According to research, the initiation of ankylosis follows extensive necrosis of the periodontal ligament and bone formation that invades the denuded root surface area. While trauma can damage the root surface and periodontal ligament, the chances of ankylosis can be minimised if the damage is less. Root surface area of less than 20% involvement has a better prognosis than the damage, which involves more than 20% of the root surface area.

What causes an ankylosed tooth?

Ankylosis can have various reasons depending on the dentition it affects. In primary teeth, ankylosis can be due to dental trauma that leads to luxation and genetic conditions. Meanwhile, causes of ankylosis in permanent dentition include tooth or bone infection, metabolic disorders, untreated gum diseases, trauma and genetics. 

Ankylosis often comes as an incidental finding during routine examinations or radiographic findings since the lack of symptoms doesn’t incline the patients to visit the doctor. 

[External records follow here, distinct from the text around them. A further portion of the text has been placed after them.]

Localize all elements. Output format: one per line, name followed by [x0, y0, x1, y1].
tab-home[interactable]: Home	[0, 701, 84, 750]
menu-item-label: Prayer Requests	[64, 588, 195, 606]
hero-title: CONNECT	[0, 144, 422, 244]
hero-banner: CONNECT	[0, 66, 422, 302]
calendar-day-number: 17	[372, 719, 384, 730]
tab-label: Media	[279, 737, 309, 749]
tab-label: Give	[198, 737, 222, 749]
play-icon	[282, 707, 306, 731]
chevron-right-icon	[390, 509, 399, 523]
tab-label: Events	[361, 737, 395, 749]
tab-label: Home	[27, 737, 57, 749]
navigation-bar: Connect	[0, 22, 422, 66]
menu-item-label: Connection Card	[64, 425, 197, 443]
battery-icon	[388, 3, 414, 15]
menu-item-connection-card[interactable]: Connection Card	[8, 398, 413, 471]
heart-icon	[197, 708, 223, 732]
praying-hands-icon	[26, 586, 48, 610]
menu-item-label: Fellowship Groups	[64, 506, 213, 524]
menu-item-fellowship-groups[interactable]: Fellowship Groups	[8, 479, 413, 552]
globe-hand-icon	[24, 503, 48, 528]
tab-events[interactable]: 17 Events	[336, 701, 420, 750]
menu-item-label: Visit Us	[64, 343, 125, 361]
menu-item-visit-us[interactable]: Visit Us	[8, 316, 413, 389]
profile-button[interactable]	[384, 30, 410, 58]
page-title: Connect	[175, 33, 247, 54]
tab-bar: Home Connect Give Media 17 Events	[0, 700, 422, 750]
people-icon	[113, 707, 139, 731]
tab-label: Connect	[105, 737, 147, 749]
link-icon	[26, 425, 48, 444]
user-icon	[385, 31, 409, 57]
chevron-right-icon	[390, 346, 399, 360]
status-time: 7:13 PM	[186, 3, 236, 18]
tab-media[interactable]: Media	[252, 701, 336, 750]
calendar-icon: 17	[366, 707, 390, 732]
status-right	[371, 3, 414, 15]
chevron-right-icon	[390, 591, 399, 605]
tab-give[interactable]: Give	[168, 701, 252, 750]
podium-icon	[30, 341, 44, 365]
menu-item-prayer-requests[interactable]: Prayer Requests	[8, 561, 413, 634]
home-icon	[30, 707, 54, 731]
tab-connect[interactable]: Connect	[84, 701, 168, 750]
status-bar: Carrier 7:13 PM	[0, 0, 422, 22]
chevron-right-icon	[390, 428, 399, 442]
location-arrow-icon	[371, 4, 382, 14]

Treatment options for ankylosis 

Treatment options for ankylosis cover a variety of indications. The treatment requires consideration of various factors, including the percentage of root involvement, the type of the dentition involved, mal-alignment of teeth and poor development of teeth and the bone. 

Ankylosis in a baby tooth is often resolved once the permanent tooth erupts. However, if a permanent tooth fails to erupt, the deciduous is often extracted to make way for the permanent tooth. 

Ankylosis in permanent dentition or adults can be treated via one of the following ways,

●      Monitoring of the tooth if it’s not hindering the daily functions. 

●      Orthodontic treatment to reposition for the necessary alignment of the ankylosed tooth.

●      Segmental Osteotomy containing the tooth for realignment. 

●      Luxation of the tooth must be attempted. If not, then a surgical extraction of the permanent tooth is necessary.

●      If ankylosis is present in multiple teeth, bone graft and alveolar bone osteotomy may be needed.

Although this condition is rare, it is always a good idea to be aware of it. If you notice one of your child’s teeth is lower than the nearby teeth, or a baby tooth is not loose when it should be, be sure to consult the doctor. Early detection and treatment of ankylosis can prevent complications such as bite problems from misaligned teeth and aesthetic issues. To ensure optimal appearance and function, consult your dentist for the best options for you.